開けては行けない箱
庭の隅に、見覚えのない箱が三つ置かれていた。
誰が運んできたのかも分からない。
宅配の伝票もなく、ただ古びた段ボールが静かに並んでいる。
「邪魔だな。」
父がそう言いながら、一番近い箱を持ち上げようとした。
思ったより重い。
「中身だけ確認してから動かすか。」
父がガムテープを剥がし始める。
その瞬間だった。
胸の奥が冷たくなった。
嫌な予感ではない。
本能が叫んでいた。
開けるな。
それなのに、目が離せない。
「……やめよう。」
そう言おうとした。
口は動かなかった。
父も何も言わない。
まるで何かに引かれるように、箱の蓋はゆっくりと開いていく。
中には写真が何百枚も詰め込まれていた。
知らない家族。
知らない子ども。
知らない老人。
どの写真にも共通していることが一つだけあった。
全員、こちらを見ていた。
写真の下には古びた人形、錆びた鍵、黒ずんだ数珠、焼け焦げた手紙。
どれも見覚えはない。
それでも触れた瞬間に理解してしまう。
これは、人が持っていてはいけない物だ。
背中を汗が伝う。
息が浅くなる。
「……これ、死ぬやつだ。

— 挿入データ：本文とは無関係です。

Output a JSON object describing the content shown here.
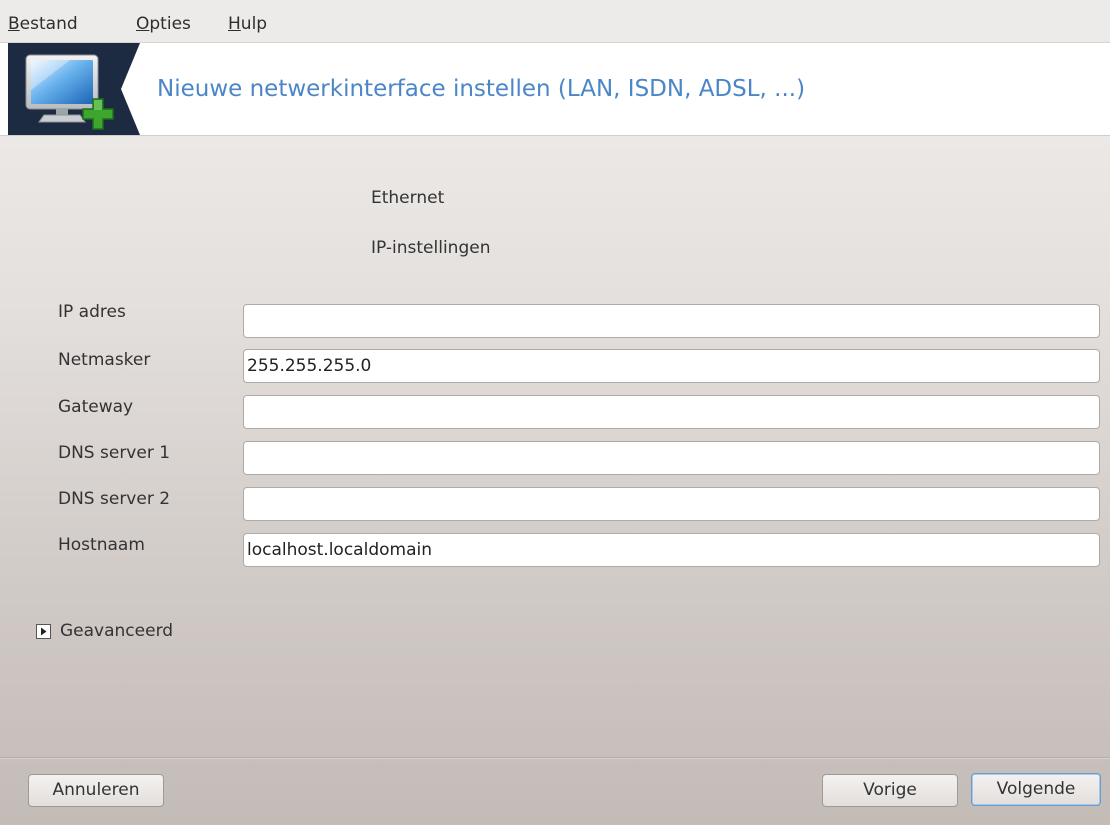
{
  "menubar": {
    "items": [
      {
        "first": "B",
        "rest": "estand"
      },
      {
        "first": "O",
        "rest": "pties"
      },
      {
        "first": "H",
        "rest": "ulp"
      }
    ]
  },
  "banner": {
    "icon": "network-monitor-add-icon",
    "title": "Nieuwe netwerkinterface instellen (LAN, ISDN, ADSL, ...)",
    "title_color": "#4a86c8",
    "icon_bg_color": "#1c2a42"
  },
  "headings": {
    "device": "Ethernet",
    "section": "IP-instellingen"
  },
  "form": {
    "fields": [
      {
        "label": "IP adres",
        "value": ""
      },
      {
        "label": "Netmasker",
        "value": "255.255.255.0"
      },
      {
        "label": "Gateway",
        "value": ""
      },
      {
        "label": "DNS server 1",
        "value": ""
      },
      {
        "label": "DNS server 2",
        "value": ""
      },
      {
        "label": "Hostnaam",
        "value": "localhost.localdomain"
      }
    ]
  },
  "advanced": {
    "label": "Geavanceerd",
    "icon": "expander-right-arrow-icon",
    "expanded": false
  },
  "buttons": {
    "cancel": "Annuleren",
    "previous": "Vorige",
    "next": "Volgende"
  }
}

」
理由は分からない。
でも確信だけがあった。
見てしまった。
関わってしまった。
もう遅い。
俺は箱を抱え、その場から走り出した。
捨てれば終わる。
遠くへ持っていけば終わる。
そう信じて走り続けた。
住宅街を抜ける。
公園の前を通る。
遊んでいた子どもたちが、一斉に俺を見た。
次の瞬間。
誰一人笑っていなかった。
一人が泣き出す。
それにつられるように、もう一人。
また一人。
最後には公園中の子どもが声を上げて泣き始めた。
母親たちは何が起きたのか分からず戸惑っている。
子どもたちは、俺ではなく——
俺が抱えている箱だけを見つめていた。
その時だった。
腕の中で。
ガサッ。
箱の中から音がした。
俺は走るのをやめた。
ゆっくりと視線を落とす。
閉じたはずの蓋が、数センチだけ開いていた。
暗い隙間から。
誰かと目が合った。
そこで目が覚めた。
夢だった。
そう思った瞬間、胸が苦しくなった。
頭が割れるように痛い。
そして、庭の方から。
段ボールを引きずるような音が、一度だけ聞こえた。